Ferguson Reef archaeology expedition – 26 November

With Bungee searching the reef from overhead we sent out Xanthe, Rob, Meri, Frits, Jacqui, Kieran and Michael to commence surveying the buoyed shipwrecks starting with the one on the northern arm of Great Detached Reef.

This site consisted of a single iron anchor out on the edge of the reef on the other side of the surf break, two large mid-19th century iron anchors – one lying flat on the seabed the other picked into the reef top some 120 metres in from the edge of the reef. Surrounding these substantial anchors (4.0m long by 2.8m wide) are several lines of stud link anchor chain running in a north-westerly direction from the edge of the reef across the reef top and towards the centre of the site. Around the anchor chains are large iron concretions (an iron / sand / corrosion product matrix), a number of copper-alloy fastenings, copper-alloy sheathing (a metal coating used to protect the lower hull of timber sailing vessels from fouling and marine borers).
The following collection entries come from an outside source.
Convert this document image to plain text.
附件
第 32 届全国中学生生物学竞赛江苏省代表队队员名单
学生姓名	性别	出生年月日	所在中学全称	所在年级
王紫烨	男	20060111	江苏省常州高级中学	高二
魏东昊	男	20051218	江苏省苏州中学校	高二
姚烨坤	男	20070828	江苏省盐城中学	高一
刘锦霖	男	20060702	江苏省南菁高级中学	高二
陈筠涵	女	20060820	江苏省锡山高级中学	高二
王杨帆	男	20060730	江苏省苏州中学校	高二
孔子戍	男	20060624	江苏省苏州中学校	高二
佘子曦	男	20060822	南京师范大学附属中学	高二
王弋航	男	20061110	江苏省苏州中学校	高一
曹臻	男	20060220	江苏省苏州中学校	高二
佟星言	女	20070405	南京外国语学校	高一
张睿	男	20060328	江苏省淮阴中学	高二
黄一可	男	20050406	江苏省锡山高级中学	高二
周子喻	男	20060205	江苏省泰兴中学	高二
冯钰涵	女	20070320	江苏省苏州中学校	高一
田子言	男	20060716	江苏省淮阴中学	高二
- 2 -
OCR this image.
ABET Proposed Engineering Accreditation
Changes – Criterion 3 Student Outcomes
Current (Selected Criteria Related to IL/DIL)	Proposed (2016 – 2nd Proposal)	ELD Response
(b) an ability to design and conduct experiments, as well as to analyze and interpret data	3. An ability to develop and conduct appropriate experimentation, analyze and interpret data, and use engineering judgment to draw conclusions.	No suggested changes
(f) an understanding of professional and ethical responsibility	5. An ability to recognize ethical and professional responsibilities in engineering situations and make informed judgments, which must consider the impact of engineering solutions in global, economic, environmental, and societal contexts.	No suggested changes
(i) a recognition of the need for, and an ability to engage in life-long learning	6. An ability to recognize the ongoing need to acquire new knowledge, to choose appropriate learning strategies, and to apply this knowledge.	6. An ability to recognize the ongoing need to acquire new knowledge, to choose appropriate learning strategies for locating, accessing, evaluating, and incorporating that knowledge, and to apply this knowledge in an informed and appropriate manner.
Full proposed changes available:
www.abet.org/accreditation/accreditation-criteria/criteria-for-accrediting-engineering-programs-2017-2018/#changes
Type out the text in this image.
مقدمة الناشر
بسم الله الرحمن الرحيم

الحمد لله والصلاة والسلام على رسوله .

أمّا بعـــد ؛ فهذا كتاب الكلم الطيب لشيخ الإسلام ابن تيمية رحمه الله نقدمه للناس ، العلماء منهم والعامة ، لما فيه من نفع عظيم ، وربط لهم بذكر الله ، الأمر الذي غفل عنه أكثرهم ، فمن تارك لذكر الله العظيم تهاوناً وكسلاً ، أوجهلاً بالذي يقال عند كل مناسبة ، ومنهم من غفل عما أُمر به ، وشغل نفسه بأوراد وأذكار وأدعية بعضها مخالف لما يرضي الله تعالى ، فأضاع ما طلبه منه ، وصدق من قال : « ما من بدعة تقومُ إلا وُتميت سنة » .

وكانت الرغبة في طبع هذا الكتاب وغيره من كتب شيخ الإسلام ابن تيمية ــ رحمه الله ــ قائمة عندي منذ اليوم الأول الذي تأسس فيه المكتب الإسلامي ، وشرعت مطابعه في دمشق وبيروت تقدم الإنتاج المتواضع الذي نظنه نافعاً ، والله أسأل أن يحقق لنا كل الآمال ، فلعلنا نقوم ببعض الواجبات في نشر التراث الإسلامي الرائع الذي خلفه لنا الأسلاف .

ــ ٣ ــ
Peter Illidge (GBRMPA) inspected a ship’s windless on Great Detached Reef. PHOTO: Xanthe Rivett, Silentworld Foundation.

Peter Illidge (GBRMPA) inspected a ship’s windless on Great Detached Reef. PHOTO: Xanthe Rivett, Silentworld Foundation.

Scattered forward of the two anchors are several composite piles of chain, stone ballast and iron knees and rigging components – the largest mound being some 5.0 metres long, 2.0 metres wide and 1.5m high.

After a quick tour of the site the team split into working groups – with Xanthe photographing and videoing the wrecksite, Frits and Meri recording the large anchor lying flat on the seabed and the iron knees, Jacqui and Rob recording the pitched in anchor and the chain and Kieran getting compass directions and sketching a rough site plan.

Frits and Meri recording one of the numerous anchors. PHOTO: Xanthe Rivett, Silentworld Foundation.

Frits and Meri recording one of the numerous anchors. PHOTO: Xanthe Rivett, Silentworld Foundation.

After completing the survey the team moved onto the next wrecksite about two kilometres south on the eastern elbow of the reef.

This site – which is situated on a shallow reef flat some 150 metres back from the exposed reef edge – runs in an almost straight north –south line across the reef top – and consists of a cluster of five relatively small iron anchors, two small carronades (a type of early 19th century cannon) and several pieces of iron kentledge. On the eastern side of the site the team located three small chain piles along with additional iron kentledge and to the north recorded a large, but, dispersed stone ballast mound and a small number of iron knees.

At the extreme northern end of the site was another large iron anchor which had been formerly fitted with a wooden stock. Judging by its angle and alignment this anchor appears to have been deployed during the wrecking event, unlike the sites five other anchors, which are piled up one on top of each other and are all facing different directions.

Single engine aircraft – possible a PT39 from the air. PHOTO: Peter Illidge, GBRMPA.

Single engine aircraft – possible a PT39 from the air. PHOTO: Peter Illidge, GBRMPA.

Again the team dispersed to their assigned tasks before returning to the dive tender and their next target – a large run of anchor chain and another large anchor which had been picked in – or deployed – in the centre of the reef.

Once the site was located Jacqui and Kieran snorkelled the length of the chain – which also ran in an almost north-south direction – looking for any additional  wreckage associated with the anchor and chain – after swimming the length of the chain – some 200 metres – no more wreckage was located and we returned to measure and record the upright anchor before returning to Silentworld II.